Rosália Amorim | Diário de Notícias | editorial
Muito dramatismo, crise política à porta, e, afinal, tudo se pode resolver com um papel assinado. Este é um dos cenários em cima da mesa para a possível aprovação do Orçamento do Estado para 2022. O Bloco de Esquerda já não vai em cantigas de amigo e pede ao governo socialista um acordo escrito para o OE 2022. Ao que tudo indica, o Executivo de António Costa atenderá ao pedido.
No dia 27 de outubro - quando se dará a votação na generalidade do OE no Parlamento - a nenhum partido interessará uma crise política. A esquerda, BE e PCP, ficaria ainda mais arredada do poder; o PS poderia até sair reforçado; o PSD está a recuperar da sua crise interna mas ainda tem muito caminho a percorrer até às eleições diretas a 4 de dezembro; o CDS e outros partidos pequenos da direita não deveriam surpreender nas urnas caso as eleições antecipadas passassem da ficção à realidade.
O país precisa de se focar em sair da crise pós-pandemia e, acima de tudo, em crescer. É tempo de marcar golos e de menos dribles. Caso contrário, o tempo no contador passa e ficamos na mesma ou pior.
Portugal está mais pobre. Nas famílias, nas empresas, na riqueza que é criada a nível nacional. A pobreza não tem idade, prolifera tanto entre os mais jovens como entre os mais velhos e vê-se cada vez mais nas ruas. Basta voltar a percorrer o centro histórico da capital para reparar como essa dura realidade está presente. Agrava-se a miséria e a situação dos sem-abrigo. Não podemos ficar indiferentes aos números revelados ontem - Dia Internacional da Erradicação da Pobreza e dos Sem-Abrigo - pela Santa Casa da Misericórdia de Lisboa. No último ano, 212 pessoas morreram nas ruas da capital sem que ninguém desse conta, sem que qualquer familiar reclamasse o corpo. Que país é este onde isto acontece? Que democracia estamos a construir e assente em que valores e em que modelo de desenvolvimento?

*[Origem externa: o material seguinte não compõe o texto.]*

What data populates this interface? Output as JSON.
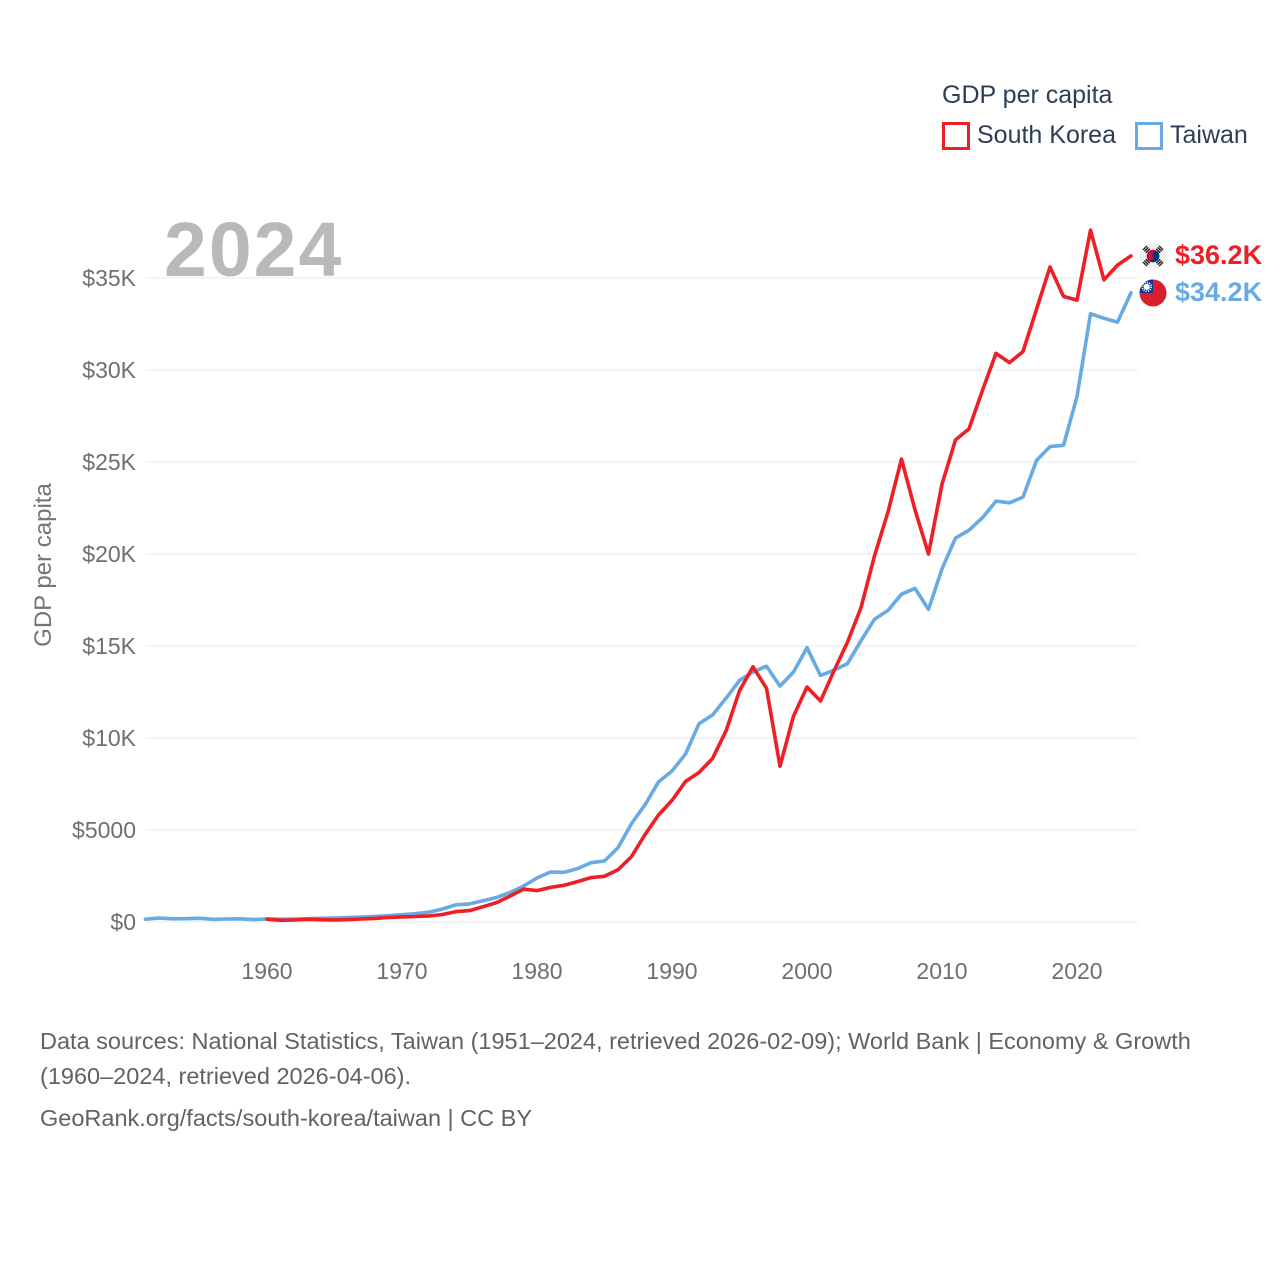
{
  "legend": {
    "title": "GDP per capita",
    "items": [
      {
        "label": "South Korea",
        "color": "#ee1f25"
      },
      {
        "label": "Taiwan",
        "color": "#68aae3"
      }
    ]
  },
  "watermark_year": "2024",
  "y_axis": {
    "title": "GDP per capita",
    "ticks": [
      "$0",
      "$5000",
      "$10K",
      "$15K",
      "$20K",
      "$25K",
      "$30K",
      "$35K"
    ]
  },
  "x_axis": {
    "ticks": [
      "1960",
      "1970",
      "1980",
      "1990",
      "2000",
      "2010",
      "2020"
    ]
  },
  "footer": {
    "sources": "Data sources: National Statistics, Taiwan (1951–2024, retrieved 2026-02-09); World Bank | Economy & Growth (1960–2024, retrieved 2026-04-06).",
    "attribution": "GeoRank.org/facts/south-korea/taiwan | CC BY"
  },
  "chart_data": {
    "type": "line",
    "title": "GDP per capita",
    "ylabel": "GDP per capita",
    "ylim": [
      0,
      38000
    ],
    "grid": true,
    "legend_position": "top-right",
    "y_axis_values": [
      0,
      5000,
      10000,
      15000,
      20000,
      25000,
      30000,
      35000
    ],
    "x_axis_values": [
      1960,
      1970,
      1980,
      1990,
      2000,
      2010,
      2020
    ],
    "series": [
      {
        "name": "South Korea",
        "color": "#ee1f25",
        "flag": "south-korea",
        "start_year": 1960,
        "end_year": 2024,
        "end_label": "$36.2K",
        "values": [
          158,
          94,
          106,
          146,
          124,
          109,
          133,
          161,
          198,
          243,
          279,
          301,
          324,
          406,
          563,
          617,
          834,
          1056,
          1406,
          1784,
          1704,
          1883,
          1992,
          2198,
          2413,
          2482,
          2835,
          3555,
          4749,
          5817,
          6610,
          7637,
          8127,
          8885,
          10385,
          12565,
          13870,
          12700,
          8470,
          11190,
          12770,
          12010,
          13650,
          15210,
          17080,
          19900,
          22290,
          25160,
          22400,
          20000,
          23800,
          26200,
          26800,
          28900,
          30900,
          30400,
          31000,
          33300,
          35600,
          34000,
          33800,
          37600,
          34900,
          35700,
          36200
        ]
      },
      {
        "name": "Taiwan",
        "color": "#68aae3",
        "flag": "taiwan",
        "start_year": 1951,
        "end_year": 2024,
        "end_label": "$34.2K",
        "values": [
          154,
          213,
          176,
          182,
          203,
          146,
          161,
          173,
          132,
          163,
          154,
          162,
          180,
          202,
          217,
          237,
          267,
          304,
          345,
          397,
          451,
          530,
          706,
          934,
          985,
          1158,
          1330,
          1606,
          1950,
          2389,
          2720,
          2699,
          2903,
          3224,
          3314,
          4036,
          5350,
          6370,
          7613,
          8205,
          9125,
          10778,
          11251,
          12160,
          13129,
          13587,
          13904,
          12820,
          13585,
          14908,
          13397,
          13686,
          14041,
          15290,
          16456,
          16934,
          17814,
          18131,
          16988,
          19197,
          20866,
          21295,
          21973,
          22874,
          22780,
          23091,
          25080,
          25838,
          25908,
          28549,
          33059,
          32811,
          32604,
          34200
        ]
      }
    ]
  }
}
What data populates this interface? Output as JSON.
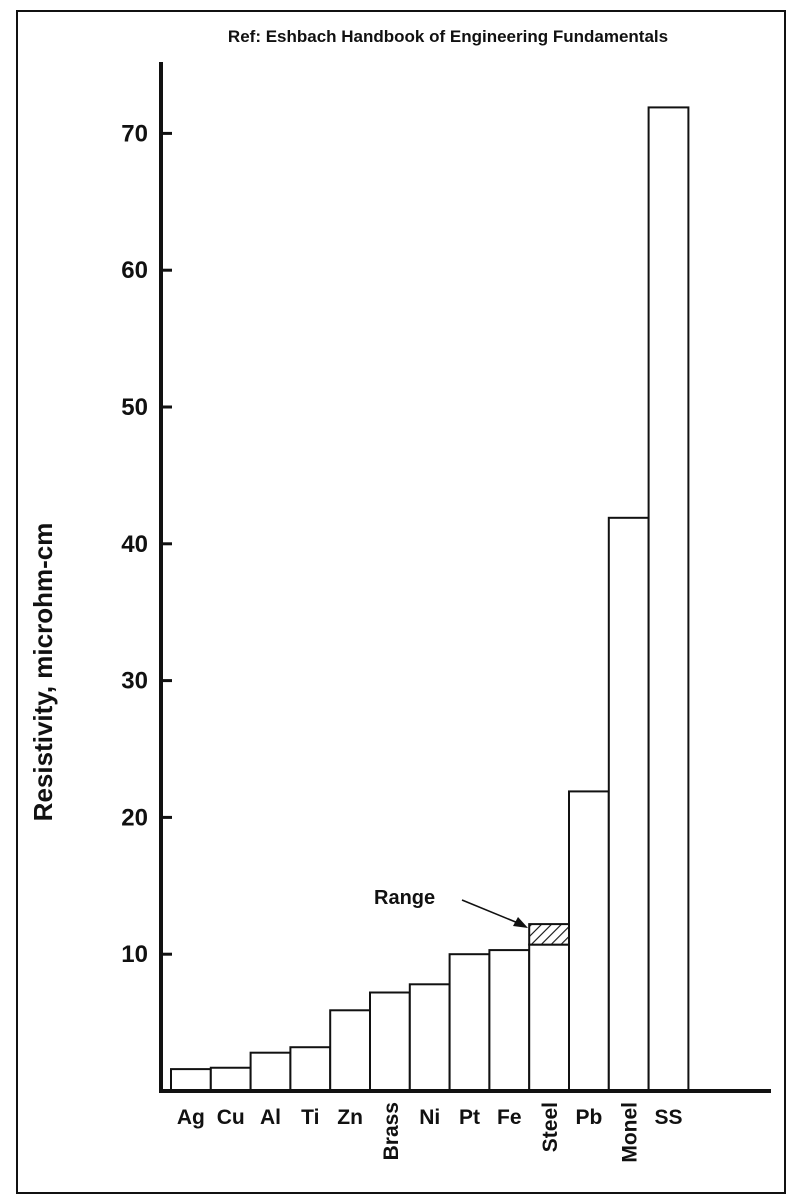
{
  "chart_data": {
    "type": "bar",
    "reference": "Ref: Eshbach Handbook of Engineering Fundamentals",
    "ylabel": "Resistivity, microhm-cm",
    "xlabel": "",
    "ylim": [
      0,
      75
    ],
    "yticks": [
      10,
      20,
      30,
      40,
      50,
      60,
      70
    ],
    "categories": [
      "Ag",
      "Cu",
      "Al",
      "Ti",
      "Zn",
      "Brass",
      "Ni",
      "Pt",
      "Fe",
      "Steel",
      "Pb",
      "Monel",
      "SS"
    ],
    "vertical_labels": [
      "Brass",
      "Steel",
      "Monel"
    ],
    "values": [
      1.6,
      1.7,
      2.8,
      3.2,
      5.9,
      7.2,
      7.8,
      10.0,
      10.3,
      10.7,
      21.9,
      41.9,
      71.9
    ],
    "range": {
      "category": "Steel",
      "low": 10.7,
      "high": 12.2,
      "label": "Range"
    },
    "grid": false
  }
}
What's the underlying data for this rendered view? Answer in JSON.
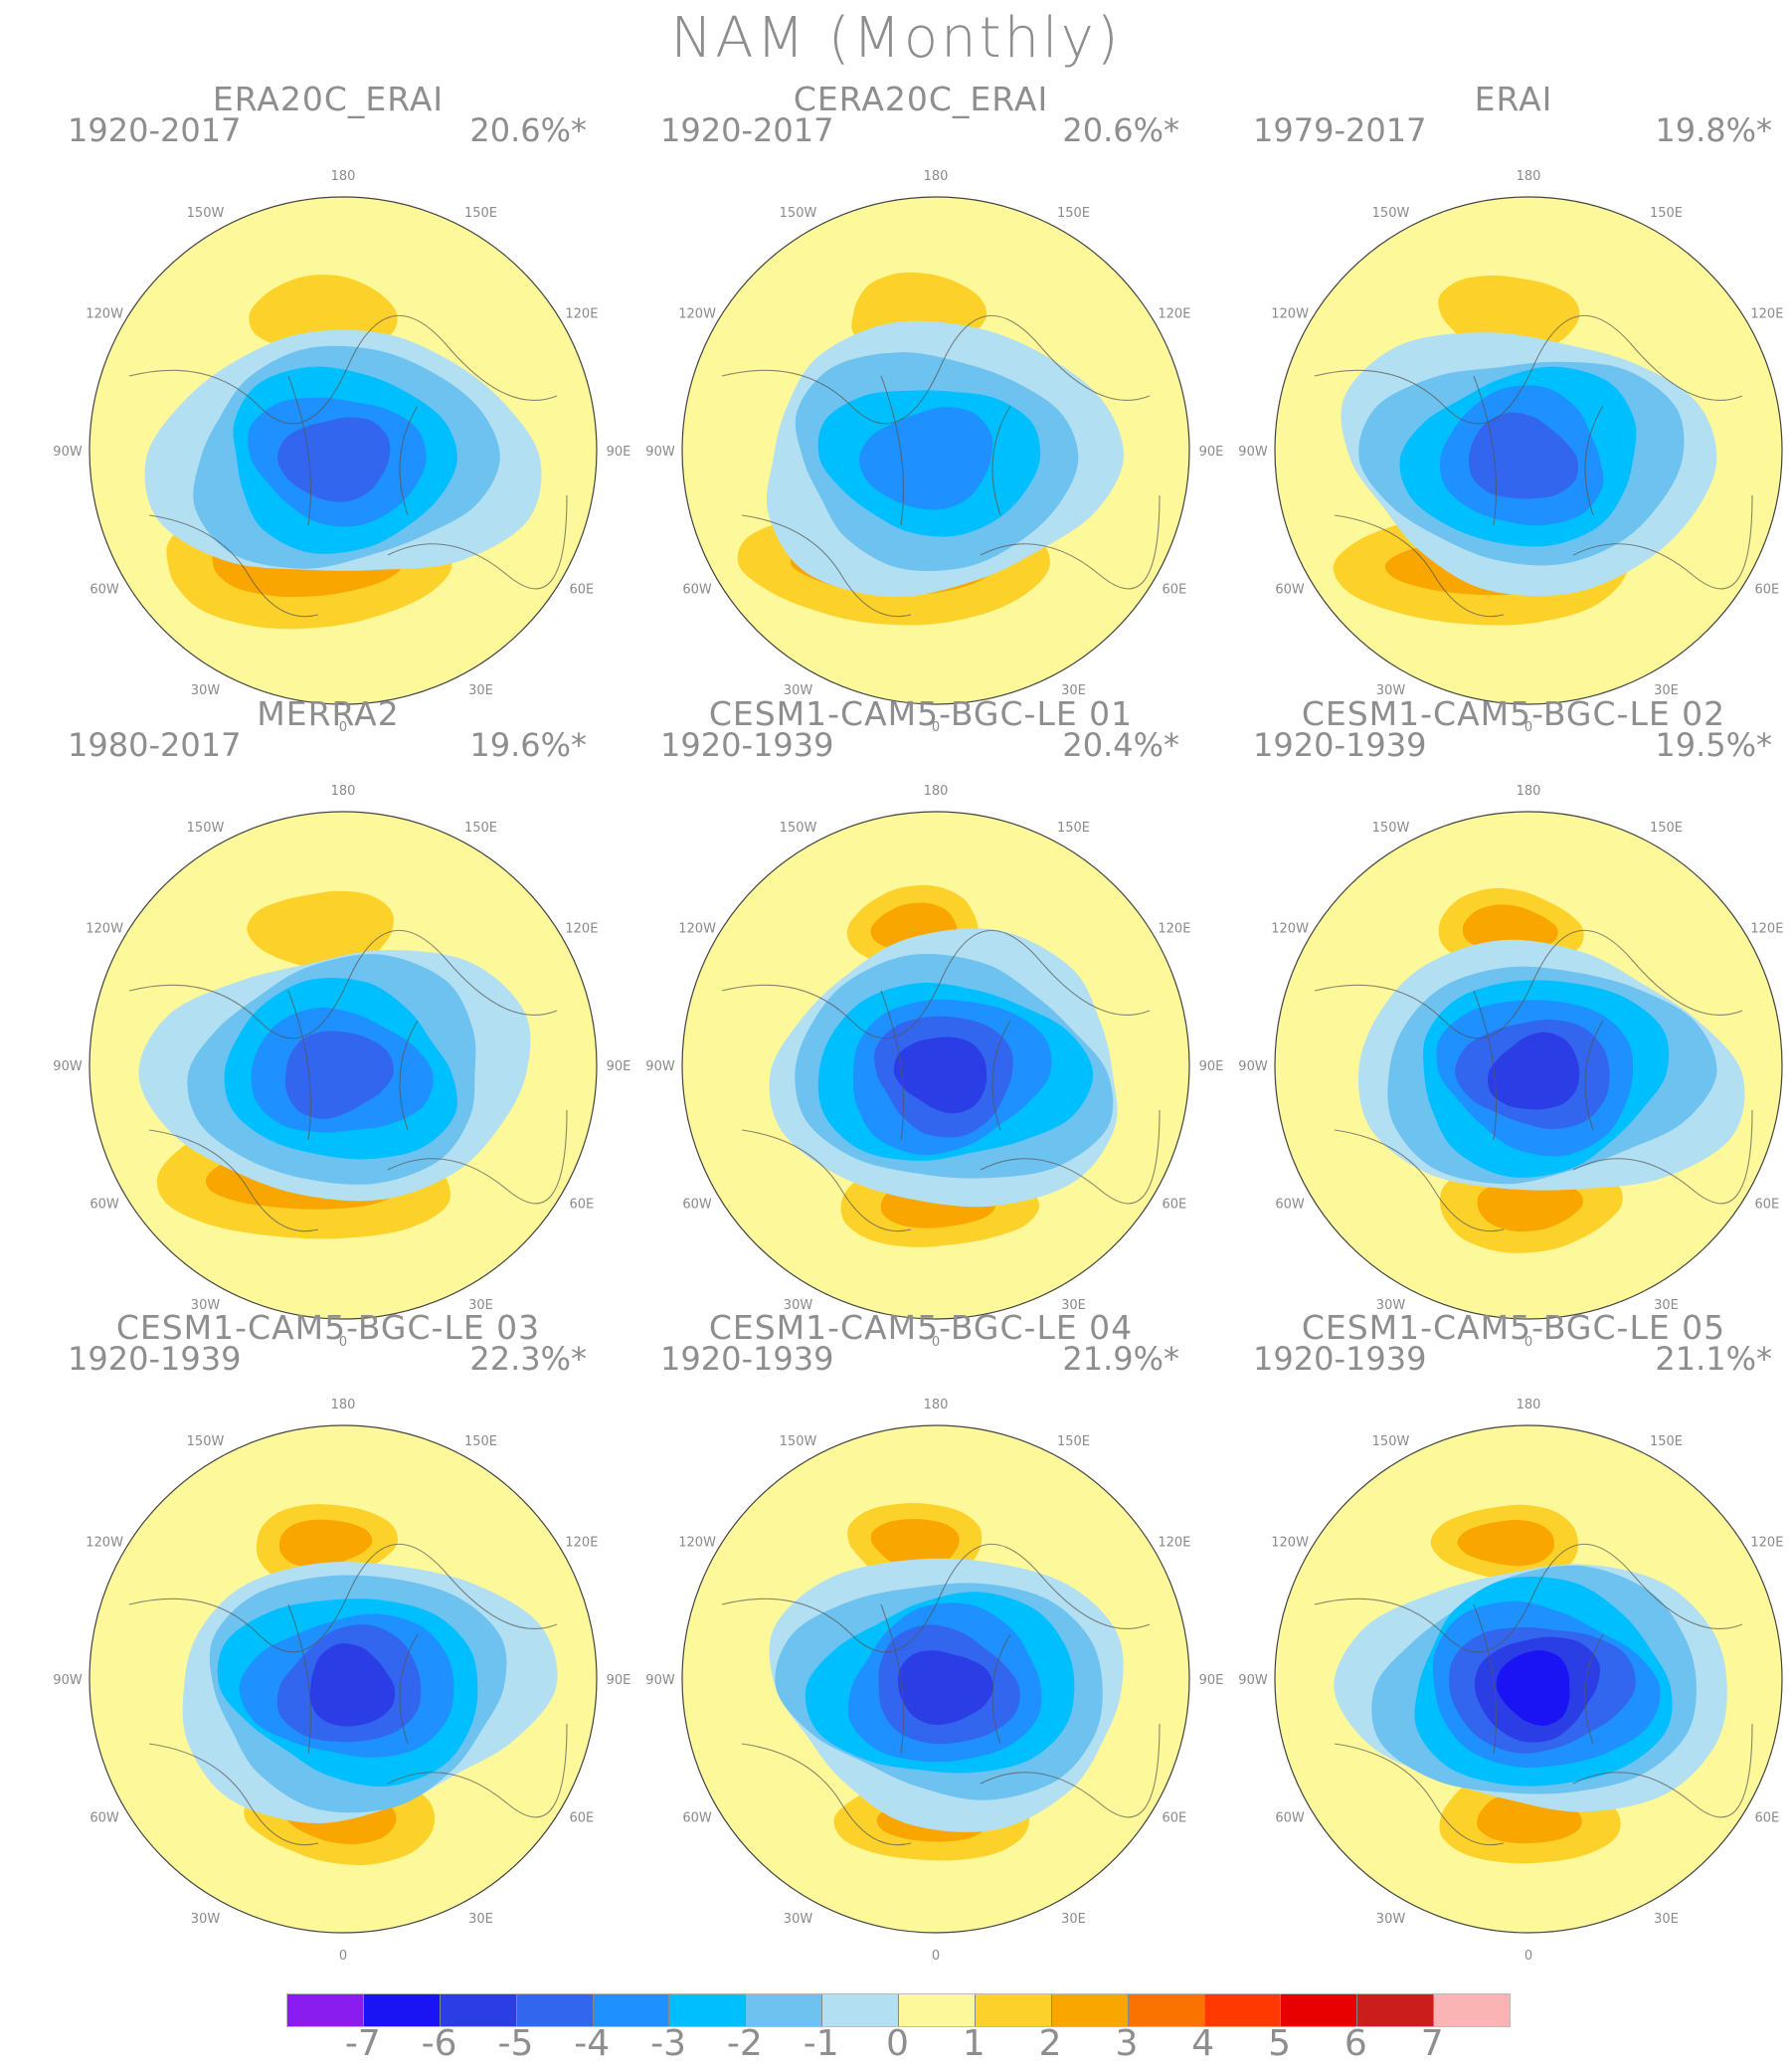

Edmundo Martinho, provedor da Santa Casa da Misericórdia de Lisboa, com quem ontem falei, manifestava a sua preocupação com o crescente número de pobres e a forma como a pandemia afetou e ainda afeta certas famílias portuguesas. Relatava que muitas têm até emprego, mas estão no limiar da sobrevivência e têm filhos menores para criar. E quanto aos mortos não reclamados pelas famílias, é verdade que essa tem sido uma missão da Santa Casa há 500 anos, mas cabe a cada um de nós não fechar os olhos a esta realidade, que deve, no mínimo, "inquietar-nos".